We are pleased to announce that the fertility friends live chat room now supports mobile devices.

Members can use their  iPhones, iPod Touches, iPads, and Android (Google Phones / tablets) devices to connect to the chat room in real-time directly from the devices built-in web browser. 

As a bonus Mobile users don't need to download or install any software to connect to the chat room either.

We would suggest using these over WIFI , and not 3G - unless you have a good data contract with your mobile provider!

All the best.

The Fertility Friends Team.


----------



## DizziSquirrel (Feb 15, 2005)




----------



## littlerachywantsababy (Aug 28, 2010)

Wish it would let you tap on a name to chat/reply rather than having to type name. Any chance? Xx


----------



## littlerachywantsababy (Aug 28, 2010)

Ps it would also be fab to be able to move rooms xxx


----------



## carole (Jul 21, 2003)

hello   

thanks for your comments 

Bossman is aware of the issues   which relate to the software used to run the Chatroom (I think)  

if there is a way to fix the issues, he will be on the case


----------



## littlerachywantsababy (Aug 28, 2010)

Help.... When trying to access chat I now get "The mobile edition module is not available with this account"

Any ideas? It's worked fine since mobile chat went live


----------



## Anthony Reid (Jan 1, 2002)

Hmmm.. sorry about that - it should be fixed now.


----------



## Spaykay (Nov 29, 2006)

Very high tech! Thank you. 

Kay xxx


----------



## suedulux (May 27, 2006)

Hi ya 
  Here's a question ,  when I try to post on my ipad , it lets  me type in the title, but thats  all.
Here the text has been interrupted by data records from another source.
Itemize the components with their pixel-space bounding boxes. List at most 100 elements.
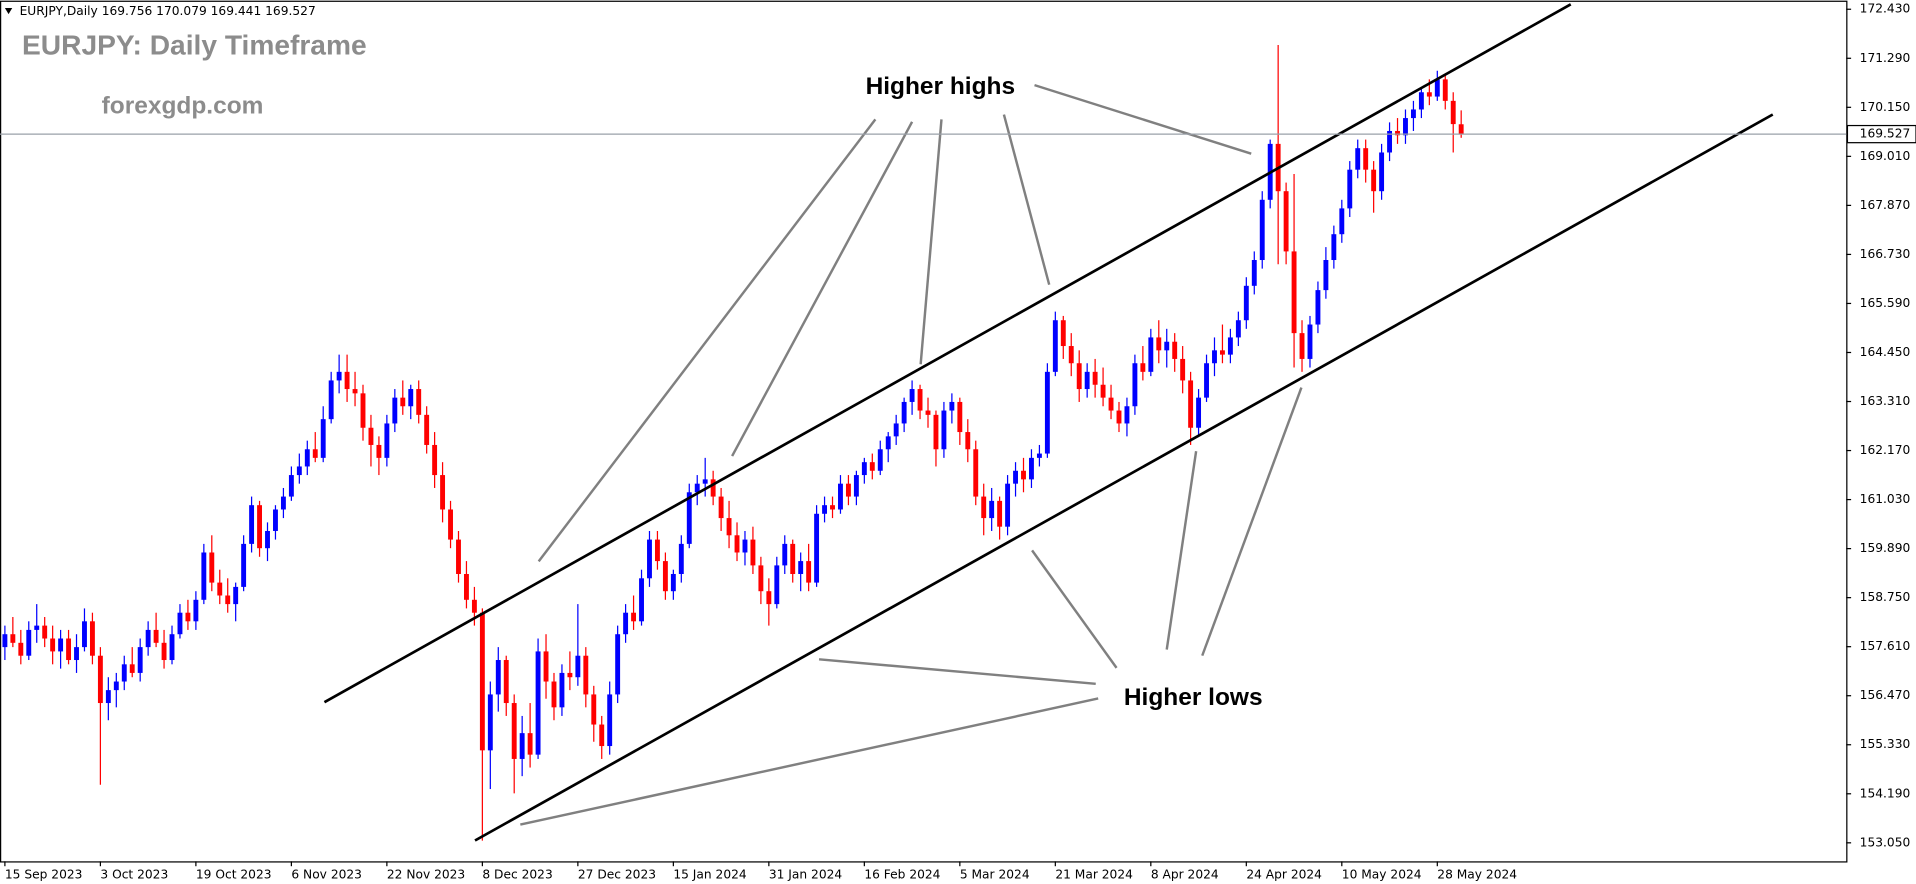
y-tick-label: 169.010 [1860,149,1911,163]
menu-arrow [4,7,13,15]
x-tick-label: 27 Dec 2023 [578,867,656,881]
candle-body [66,638,72,661]
candle-body [933,414,939,450]
candle-body [432,444,438,476]
x-tick-label: 8 Apr 2024 [1151,867,1219,881]
candle-body [750,539,756,566]
candle-body [734,535,740,553]
candle-body [654,539,660,562]
y-tick-label: 166.730 [1860,247,1911,261]
candle-body [1156,337,1162,351]
x-tick-label: 15 Jan 2024 [673,867,747,881]
candle-body [265,530,270,549]
candle-body [153,629,159,643]
candle-body [495,660,501,695]
candle-body [1036,453,1042,458]
candle-body [26,629,32,656]
candle-body [742,539,748,553]
candle-body [1196,397,1202,428]
candle-body [989,500,995,519]
candle-body [527,733,533,755]
candle-body [591,694,597,725]
pointer-line [1165,451,1198,650]
candle-body [1108,397,1114,411]
candle-body [336,371,342,381]
watermark: forexgdp.com [102,93,264,120]
candle-body [1164,341,1170,351]
y-tick-label: 164.450 [1860,345,1911,359]
candle-body [631,612,637,622]
y-tick-label: 163.310 [1860,394,1911,408]
candle-body [487,694,493,751]
candle-body [1084,371,1090,390]
candle-body [1227,337,1233,355]
upper-channel-line [323,3,1572,704]
candle-body [1307,324,1313,359]
candle-body [1052,320,1058,372]
candle-body [225,595,231,605]
candle-body [718,496,724,519]
candle-body [360,393,366,428]
candle-body [1387,130,1393,153]
pointer-line [1034,83,1252,155]
candle-body [615,634,621,695]
candle-body [1235,320,1241,338]
candle-body [1243,285,1249,321]
candle-body [2,634,8,648]
candle-body [169,634,175,661]
candle-body [774,565,780,605]
candle-body [304,449,310,467]
x-tick-label: 3 Oct 2023 [100,867,168,881]
y-tick-label: 161.030 [1860,492,1911,506]
plot-frame [0,0,1848,863]
candle-body [464,573,469,600]
candle-body [917,389,923,411]
pointer-line [1002,114,1051,285]
y-tick-label: 154.190 [1860,786,1911,800]
candle-body [877,449,883,471]
x-tick-label: 19 Oct 2023 [196,867,272,881]
lower-channel-line [474,113,1774,842]
candle-body [567,672,573,678]
candle-body [559,672,565,708]
candle-body [1148,337,1154,372]
y-tick-label: 172.430 [1860,2,1911,16]
candle-body [909,389,915,402]
y-tick-label: 170.150 [1860,100,1911,114]
candle-body [639,578,644,622]
candle-body [1410,109,1416,119]
candle-body [1013,470,1018,484]
chart-title: EURJPY: Daily Timeframe [22,30,367,61]
candle-body [1092,371,1098,385]
candle-body [535,651,541,755]
candle-body [193,599,199,622]
candle-body [901,401,907,424]
current-price-label: 169.527 [1860,127,1911,141]
candle-body [185,612,191,622]
candle-body [1116,410,1122,424]
pointer-line [1031,549,1118,669]
chart-header: EURJPY,Daily 169.756 170.079 169.441 169… [20,4,316,18]
x-tick-label: 5 Mar 2024 [960,867,1030,881]
candle-body [1044,371,1050,454]
candle-body [1355,148,1361,170]
candle-body [280,496,286,510]
y-tick-label: 171.290 [1860,51,1911,65]
candle-body [551,681,557,708]
candle-body [42,625,48,639]
candle-body [726,518,732,536]
candle-body [973,449,979,497]
candle-body [320,419,326,458]
y-tick-label: 159.890 [1860,541,1911,555]
candle-body [893,423,899,437]
candle-body [1395,130,1400,136]
candle-body [710,479,716,497]
y-tick-label: 165.590 [1860,296,1911,310]
candle-body [368,427,374,445]
candle-body [1450,100,1456,125]
candle-body [1076,363,1082,390]
y-tick-label: 158.750 [1860,590,1911,604]
candle-body [503,660,509,704]
x-tick-label: 31 Jan 2024 [769,867,843,881]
I cant  get  a curser to come up in the text  box. Any ideas  why?
thanks  sue


----------



## Anthony Reid (Jan 1, 2002)

Is this in the chat room or on the forum? if on the forum then turn off wysiwyg mode in your profile.


----------



## Sarah1712 (Mar 6, 2011)

is there any thing in the making for an app. would love a FF app on my iphone and ipad


----------



## Anthony Reid (Jan 1, 2002)

Yes there is - but lots of other things too, so I cannot offer a time frame yet.


----------



## Sarah1712 (Mar 6, 2011)

Hi just wondered why the chat room cant be used on apple mac? Any ideas?

Cheers
Sarah


----------



## Anthony Reid (Jan 1, 2002)

You probably need to upgrade your Java to release 7 update 11.

Recently Apple, Google and Mozilla blocked Java if it was out of date.

Tony

ps. I use a mac


----------